Intel, the world's biggest manufacturer of semiconductors and computer chips, needs a lot of water. The company's Chandler, Arizona, facility specifically uses millions of gallons every day to wash the silicon wafers that are eventually made into the processors that can be found in laptops, servers and other computing devices. Once they do this, the water contains a great deal of salt that would make it undrinkable for humans, but the company purifies the water and sends it back to the aquifer where it originally came from.
According to Bloomberg Businessweek, Intel recycles 5 million of the 9 million gallons it uses daily. This is important given that Arizona is currently experiencing a 14 year drought that is the worst it has dealt with in 100 years.

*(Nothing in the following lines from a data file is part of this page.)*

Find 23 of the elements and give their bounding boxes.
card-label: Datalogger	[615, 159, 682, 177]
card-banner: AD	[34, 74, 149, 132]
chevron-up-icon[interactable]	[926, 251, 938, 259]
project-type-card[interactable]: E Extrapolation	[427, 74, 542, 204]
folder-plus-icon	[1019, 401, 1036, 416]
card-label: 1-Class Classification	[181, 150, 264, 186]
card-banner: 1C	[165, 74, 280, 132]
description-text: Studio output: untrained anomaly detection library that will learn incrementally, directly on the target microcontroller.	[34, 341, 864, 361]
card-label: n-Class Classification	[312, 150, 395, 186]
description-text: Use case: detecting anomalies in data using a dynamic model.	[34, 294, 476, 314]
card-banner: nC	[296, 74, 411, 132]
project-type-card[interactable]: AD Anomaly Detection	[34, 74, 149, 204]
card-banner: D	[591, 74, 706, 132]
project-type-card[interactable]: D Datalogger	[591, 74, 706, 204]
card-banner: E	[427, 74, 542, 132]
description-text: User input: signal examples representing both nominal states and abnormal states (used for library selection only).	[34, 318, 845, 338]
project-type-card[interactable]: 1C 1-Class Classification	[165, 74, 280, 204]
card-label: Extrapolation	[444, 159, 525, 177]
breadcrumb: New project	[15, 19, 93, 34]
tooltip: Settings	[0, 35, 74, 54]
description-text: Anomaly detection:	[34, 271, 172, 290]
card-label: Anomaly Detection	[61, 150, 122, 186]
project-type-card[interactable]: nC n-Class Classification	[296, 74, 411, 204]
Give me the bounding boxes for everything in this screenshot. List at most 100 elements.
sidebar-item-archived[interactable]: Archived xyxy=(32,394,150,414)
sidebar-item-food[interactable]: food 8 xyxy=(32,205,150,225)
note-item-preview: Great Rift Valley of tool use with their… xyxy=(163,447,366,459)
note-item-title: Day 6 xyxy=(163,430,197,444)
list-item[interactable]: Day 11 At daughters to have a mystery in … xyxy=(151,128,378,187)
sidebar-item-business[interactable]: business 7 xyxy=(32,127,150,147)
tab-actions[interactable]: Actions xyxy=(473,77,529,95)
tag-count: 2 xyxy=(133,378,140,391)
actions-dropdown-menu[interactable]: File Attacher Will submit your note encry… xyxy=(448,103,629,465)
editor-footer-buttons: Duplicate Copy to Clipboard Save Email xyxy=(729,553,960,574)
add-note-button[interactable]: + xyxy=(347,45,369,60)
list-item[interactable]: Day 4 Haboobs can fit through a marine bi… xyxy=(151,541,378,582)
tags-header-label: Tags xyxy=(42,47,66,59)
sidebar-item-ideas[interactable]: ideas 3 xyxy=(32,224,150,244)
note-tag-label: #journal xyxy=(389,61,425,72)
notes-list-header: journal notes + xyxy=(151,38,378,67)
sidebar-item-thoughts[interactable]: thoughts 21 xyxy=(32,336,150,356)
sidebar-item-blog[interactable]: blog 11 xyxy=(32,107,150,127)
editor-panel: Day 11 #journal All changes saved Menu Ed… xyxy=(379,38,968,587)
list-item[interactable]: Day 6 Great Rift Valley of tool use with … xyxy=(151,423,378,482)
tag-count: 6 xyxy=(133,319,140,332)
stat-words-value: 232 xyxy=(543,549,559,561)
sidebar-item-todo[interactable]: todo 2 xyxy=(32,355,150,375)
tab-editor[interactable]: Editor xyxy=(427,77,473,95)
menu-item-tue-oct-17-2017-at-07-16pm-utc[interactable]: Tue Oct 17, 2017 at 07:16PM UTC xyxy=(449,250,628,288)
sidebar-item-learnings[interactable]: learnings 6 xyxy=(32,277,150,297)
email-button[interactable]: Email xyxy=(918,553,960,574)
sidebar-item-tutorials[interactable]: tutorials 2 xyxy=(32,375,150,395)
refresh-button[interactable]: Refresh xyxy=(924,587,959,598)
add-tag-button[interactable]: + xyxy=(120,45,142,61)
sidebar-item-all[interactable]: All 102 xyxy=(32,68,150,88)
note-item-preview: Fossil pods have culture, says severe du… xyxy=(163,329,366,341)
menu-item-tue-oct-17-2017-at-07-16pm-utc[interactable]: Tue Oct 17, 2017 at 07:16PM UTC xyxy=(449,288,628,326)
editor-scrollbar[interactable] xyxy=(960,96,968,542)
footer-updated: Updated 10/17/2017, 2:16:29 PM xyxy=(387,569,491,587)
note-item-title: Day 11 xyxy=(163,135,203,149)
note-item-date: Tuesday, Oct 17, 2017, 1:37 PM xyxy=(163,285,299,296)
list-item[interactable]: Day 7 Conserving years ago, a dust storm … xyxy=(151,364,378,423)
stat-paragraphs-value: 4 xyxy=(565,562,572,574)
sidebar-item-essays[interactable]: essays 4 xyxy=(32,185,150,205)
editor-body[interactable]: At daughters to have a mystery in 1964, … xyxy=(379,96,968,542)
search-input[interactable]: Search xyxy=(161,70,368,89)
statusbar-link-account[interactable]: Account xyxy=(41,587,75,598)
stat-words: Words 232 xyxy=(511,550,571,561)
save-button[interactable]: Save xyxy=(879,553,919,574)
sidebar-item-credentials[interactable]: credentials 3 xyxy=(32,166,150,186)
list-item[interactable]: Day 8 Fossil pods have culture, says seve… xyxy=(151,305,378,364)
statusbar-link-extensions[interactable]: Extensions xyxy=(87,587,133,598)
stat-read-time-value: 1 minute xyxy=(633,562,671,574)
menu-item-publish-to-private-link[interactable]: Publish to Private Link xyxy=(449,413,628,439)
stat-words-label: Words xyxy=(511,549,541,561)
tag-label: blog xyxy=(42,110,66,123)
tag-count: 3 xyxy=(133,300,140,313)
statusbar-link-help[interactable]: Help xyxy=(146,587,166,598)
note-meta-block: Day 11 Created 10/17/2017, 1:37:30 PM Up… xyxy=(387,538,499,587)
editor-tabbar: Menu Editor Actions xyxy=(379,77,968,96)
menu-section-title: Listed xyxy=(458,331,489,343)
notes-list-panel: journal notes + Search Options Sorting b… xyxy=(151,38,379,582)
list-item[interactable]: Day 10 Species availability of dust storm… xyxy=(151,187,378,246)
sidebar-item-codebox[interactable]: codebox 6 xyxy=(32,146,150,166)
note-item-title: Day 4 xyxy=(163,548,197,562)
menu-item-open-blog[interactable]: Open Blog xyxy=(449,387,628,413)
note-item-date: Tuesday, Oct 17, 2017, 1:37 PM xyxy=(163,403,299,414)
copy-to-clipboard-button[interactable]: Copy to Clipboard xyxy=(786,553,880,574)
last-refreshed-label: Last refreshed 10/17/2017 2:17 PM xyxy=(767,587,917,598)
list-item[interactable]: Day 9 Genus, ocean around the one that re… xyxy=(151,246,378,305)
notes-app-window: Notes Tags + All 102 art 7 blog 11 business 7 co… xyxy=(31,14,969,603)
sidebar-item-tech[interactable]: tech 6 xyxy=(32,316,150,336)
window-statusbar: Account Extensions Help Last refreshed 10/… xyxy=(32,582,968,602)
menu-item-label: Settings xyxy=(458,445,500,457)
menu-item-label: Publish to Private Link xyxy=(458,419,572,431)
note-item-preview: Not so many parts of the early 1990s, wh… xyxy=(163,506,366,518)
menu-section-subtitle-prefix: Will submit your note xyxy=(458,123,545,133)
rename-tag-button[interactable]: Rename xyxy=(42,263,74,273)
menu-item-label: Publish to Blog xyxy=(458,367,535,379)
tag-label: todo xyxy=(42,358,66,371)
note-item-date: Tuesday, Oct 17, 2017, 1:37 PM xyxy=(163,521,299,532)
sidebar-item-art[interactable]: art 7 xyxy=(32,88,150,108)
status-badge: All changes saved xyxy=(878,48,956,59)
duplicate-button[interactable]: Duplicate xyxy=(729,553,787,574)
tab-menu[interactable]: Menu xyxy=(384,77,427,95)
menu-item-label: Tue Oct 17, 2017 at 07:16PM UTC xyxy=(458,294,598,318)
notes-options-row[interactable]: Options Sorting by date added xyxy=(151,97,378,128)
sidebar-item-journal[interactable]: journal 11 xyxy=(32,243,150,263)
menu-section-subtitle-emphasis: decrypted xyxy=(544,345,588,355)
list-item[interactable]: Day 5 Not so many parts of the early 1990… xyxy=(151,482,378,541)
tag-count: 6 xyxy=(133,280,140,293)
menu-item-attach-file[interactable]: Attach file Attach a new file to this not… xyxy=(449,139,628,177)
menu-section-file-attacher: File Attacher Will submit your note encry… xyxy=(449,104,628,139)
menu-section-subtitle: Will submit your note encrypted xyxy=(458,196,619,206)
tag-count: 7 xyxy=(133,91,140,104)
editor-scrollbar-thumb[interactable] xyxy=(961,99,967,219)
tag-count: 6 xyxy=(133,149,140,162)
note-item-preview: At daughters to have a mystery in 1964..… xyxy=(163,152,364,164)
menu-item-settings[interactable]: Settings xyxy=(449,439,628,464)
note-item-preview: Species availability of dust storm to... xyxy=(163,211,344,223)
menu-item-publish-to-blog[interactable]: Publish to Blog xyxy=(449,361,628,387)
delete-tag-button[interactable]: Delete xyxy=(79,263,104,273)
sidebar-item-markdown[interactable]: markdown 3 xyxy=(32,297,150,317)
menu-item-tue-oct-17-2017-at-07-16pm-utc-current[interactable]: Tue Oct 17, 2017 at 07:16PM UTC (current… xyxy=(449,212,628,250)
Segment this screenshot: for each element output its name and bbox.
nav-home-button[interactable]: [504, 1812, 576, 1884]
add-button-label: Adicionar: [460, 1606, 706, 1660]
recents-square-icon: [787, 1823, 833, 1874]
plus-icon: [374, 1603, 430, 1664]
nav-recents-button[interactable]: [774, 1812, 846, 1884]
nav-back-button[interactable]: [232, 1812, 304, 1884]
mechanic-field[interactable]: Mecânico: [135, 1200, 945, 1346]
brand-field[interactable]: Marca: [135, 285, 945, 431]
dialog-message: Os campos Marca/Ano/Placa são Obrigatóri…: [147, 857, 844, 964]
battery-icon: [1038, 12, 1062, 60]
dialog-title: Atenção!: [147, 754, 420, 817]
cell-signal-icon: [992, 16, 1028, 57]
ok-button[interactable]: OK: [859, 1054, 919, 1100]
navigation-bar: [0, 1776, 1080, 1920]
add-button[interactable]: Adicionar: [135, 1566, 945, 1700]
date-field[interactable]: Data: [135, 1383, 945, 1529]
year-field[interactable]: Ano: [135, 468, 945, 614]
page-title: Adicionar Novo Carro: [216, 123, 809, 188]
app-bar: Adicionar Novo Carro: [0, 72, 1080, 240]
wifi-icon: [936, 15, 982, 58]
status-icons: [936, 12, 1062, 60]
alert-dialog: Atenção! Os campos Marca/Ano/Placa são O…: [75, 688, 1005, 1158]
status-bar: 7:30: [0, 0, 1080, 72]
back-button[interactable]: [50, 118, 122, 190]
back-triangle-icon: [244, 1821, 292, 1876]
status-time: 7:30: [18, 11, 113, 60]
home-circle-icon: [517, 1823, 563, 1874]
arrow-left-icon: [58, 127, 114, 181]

Efforts like this are important because often, business advocates cite environmental sustainability efforts as an impediment to economic growth. Making companies operate with environmental responsibility, they say, puts an undue burden on those firms that are "creating jobs" for the rest of us. But Intel has as much to lose from a dwindling water supply as do residents of Chandler and other areas of the Sonoran desert. If it cannot maintain a stable water supply, the company would have to close up shop and move somewhere else, an expensive undertaking that would harm its productivity and public image – not to mention the community that depends on its facility for jobs.
Other major corporations, such as PepsiCo and SABMiller Plc, have also implemented water recycling programs, further proving that this isn't just a trend limited to small firms, but a major effort by the world's biggest companies to make sustainability a priority.